Ale stało się! 14 września 2015 dwa niezależne detektory LIGO dokonały pierwszej w dziejach ludzkości detekcji fal grawitacyjnych pochodzących ze zderzenia (kolapsu - tak brzmi naukowo i dostojnie) dwóch czarnych dziur, zdarzenia, które miało miejsce ponad 1 miliard [sic!] lat temu. 

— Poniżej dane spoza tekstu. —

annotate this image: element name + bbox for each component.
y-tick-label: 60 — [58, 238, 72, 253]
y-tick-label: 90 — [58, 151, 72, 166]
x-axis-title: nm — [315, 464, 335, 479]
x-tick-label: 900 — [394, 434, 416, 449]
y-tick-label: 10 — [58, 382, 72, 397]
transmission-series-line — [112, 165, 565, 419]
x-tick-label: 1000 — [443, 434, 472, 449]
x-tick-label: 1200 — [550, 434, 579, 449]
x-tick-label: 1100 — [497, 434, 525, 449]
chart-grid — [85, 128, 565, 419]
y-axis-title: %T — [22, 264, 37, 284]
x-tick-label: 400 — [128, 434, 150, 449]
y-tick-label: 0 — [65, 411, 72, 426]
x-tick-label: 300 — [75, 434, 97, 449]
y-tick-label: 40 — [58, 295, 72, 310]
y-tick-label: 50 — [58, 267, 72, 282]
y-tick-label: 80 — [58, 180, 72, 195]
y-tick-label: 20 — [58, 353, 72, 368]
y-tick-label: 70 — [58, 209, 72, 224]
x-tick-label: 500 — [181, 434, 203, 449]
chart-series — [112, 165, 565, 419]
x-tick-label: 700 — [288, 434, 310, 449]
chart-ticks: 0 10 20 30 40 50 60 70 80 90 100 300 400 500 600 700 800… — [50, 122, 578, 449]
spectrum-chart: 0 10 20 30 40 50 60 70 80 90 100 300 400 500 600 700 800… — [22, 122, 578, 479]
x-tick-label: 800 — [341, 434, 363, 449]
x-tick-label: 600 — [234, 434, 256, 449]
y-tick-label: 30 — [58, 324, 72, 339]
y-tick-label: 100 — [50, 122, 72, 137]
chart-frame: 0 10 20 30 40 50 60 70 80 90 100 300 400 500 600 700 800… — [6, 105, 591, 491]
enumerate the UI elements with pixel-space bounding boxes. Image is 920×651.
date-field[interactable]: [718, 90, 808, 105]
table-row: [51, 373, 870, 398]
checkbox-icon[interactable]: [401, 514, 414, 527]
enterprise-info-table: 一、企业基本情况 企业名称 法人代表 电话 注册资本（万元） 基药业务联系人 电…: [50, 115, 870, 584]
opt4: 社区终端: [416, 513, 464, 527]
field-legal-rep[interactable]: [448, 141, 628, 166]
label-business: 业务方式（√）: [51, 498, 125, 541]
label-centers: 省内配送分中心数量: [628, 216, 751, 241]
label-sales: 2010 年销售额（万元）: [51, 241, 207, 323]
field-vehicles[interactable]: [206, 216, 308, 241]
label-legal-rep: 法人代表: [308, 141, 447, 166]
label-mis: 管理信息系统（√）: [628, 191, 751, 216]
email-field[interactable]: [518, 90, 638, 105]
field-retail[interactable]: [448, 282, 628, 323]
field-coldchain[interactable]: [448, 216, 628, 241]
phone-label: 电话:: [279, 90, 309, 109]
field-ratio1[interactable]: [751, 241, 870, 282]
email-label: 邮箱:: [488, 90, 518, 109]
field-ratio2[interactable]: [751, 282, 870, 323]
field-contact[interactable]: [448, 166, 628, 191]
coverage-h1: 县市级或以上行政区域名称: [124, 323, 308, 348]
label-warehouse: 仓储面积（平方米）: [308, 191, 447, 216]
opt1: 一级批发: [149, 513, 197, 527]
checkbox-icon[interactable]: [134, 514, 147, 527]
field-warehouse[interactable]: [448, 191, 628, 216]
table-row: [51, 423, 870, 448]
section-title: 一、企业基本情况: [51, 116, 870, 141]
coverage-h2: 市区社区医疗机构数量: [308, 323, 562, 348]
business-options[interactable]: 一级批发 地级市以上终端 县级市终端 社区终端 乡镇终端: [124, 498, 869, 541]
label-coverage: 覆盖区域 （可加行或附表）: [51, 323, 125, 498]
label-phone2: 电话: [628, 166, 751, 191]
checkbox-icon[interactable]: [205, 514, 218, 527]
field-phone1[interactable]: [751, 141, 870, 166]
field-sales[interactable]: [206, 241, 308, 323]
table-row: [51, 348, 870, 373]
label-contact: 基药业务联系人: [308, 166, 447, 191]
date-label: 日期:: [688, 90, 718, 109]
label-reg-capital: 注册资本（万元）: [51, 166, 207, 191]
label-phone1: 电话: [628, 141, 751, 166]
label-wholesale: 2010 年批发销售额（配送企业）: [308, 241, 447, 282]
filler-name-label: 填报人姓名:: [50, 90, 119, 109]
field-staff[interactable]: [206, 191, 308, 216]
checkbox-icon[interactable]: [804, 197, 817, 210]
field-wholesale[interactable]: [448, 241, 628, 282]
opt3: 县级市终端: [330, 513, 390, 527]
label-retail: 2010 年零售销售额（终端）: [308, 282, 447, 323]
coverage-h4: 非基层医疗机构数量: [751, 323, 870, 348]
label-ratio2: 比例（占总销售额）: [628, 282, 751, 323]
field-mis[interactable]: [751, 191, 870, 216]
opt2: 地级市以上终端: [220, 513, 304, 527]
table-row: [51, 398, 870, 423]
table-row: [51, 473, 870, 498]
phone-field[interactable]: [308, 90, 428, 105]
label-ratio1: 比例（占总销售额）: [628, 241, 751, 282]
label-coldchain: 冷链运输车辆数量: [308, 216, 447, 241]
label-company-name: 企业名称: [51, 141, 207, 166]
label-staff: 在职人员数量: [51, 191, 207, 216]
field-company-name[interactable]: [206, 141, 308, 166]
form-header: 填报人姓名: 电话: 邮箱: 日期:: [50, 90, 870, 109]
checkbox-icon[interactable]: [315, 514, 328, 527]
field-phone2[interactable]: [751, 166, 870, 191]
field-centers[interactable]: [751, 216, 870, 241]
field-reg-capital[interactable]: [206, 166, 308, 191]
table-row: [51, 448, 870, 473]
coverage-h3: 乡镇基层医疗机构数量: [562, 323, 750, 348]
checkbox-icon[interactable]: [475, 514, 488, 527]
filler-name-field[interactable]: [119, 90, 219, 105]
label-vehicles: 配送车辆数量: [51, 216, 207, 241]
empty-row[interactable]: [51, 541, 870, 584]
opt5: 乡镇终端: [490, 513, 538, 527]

I o tym właśnie jest ta niełatwa w odbiorze książka:) Odwołując się do przywołanego wyżej cytatu ze zrozumieniem treści miałem pewne :)) trudności. Z wiarą jest/było ciut lepiej. Ona - wiara w potęgę ludzkiego umysłu pozwoliła mi śledzić zmagania naukowców brnących w przedsięwzięcie budowy detektorów fal grawitacyjnych, które pozwalają zaglądać w zakamarki Wszechświata dostarczając danych do prób jego rozumienia. Moim zdaniem (pewnie nie jestem odosobniony; znakomicie pisał o tym St. Lem w "Powrocie z Gwiazd") eksploracja rozumiana jako działanie w kierunku POZNANIA jest/być powinna immanentną wartością/cechą rodzaju ludzkiego. Potrzeba poznania wyzwala to co najlepsze w ludzkiej rasie i utrzymuje nas - ludzi w stanie ciągłego napięcia, ciekawości, nieokiełznanym przymusie podejmowania prób zrozumienia Świata. To cywilizacyjny wymóg, obowiązek. Jeśli odpuścimy staniemy się ciepłymi kluchami pogrążającymi się w pułapce hedonizmu.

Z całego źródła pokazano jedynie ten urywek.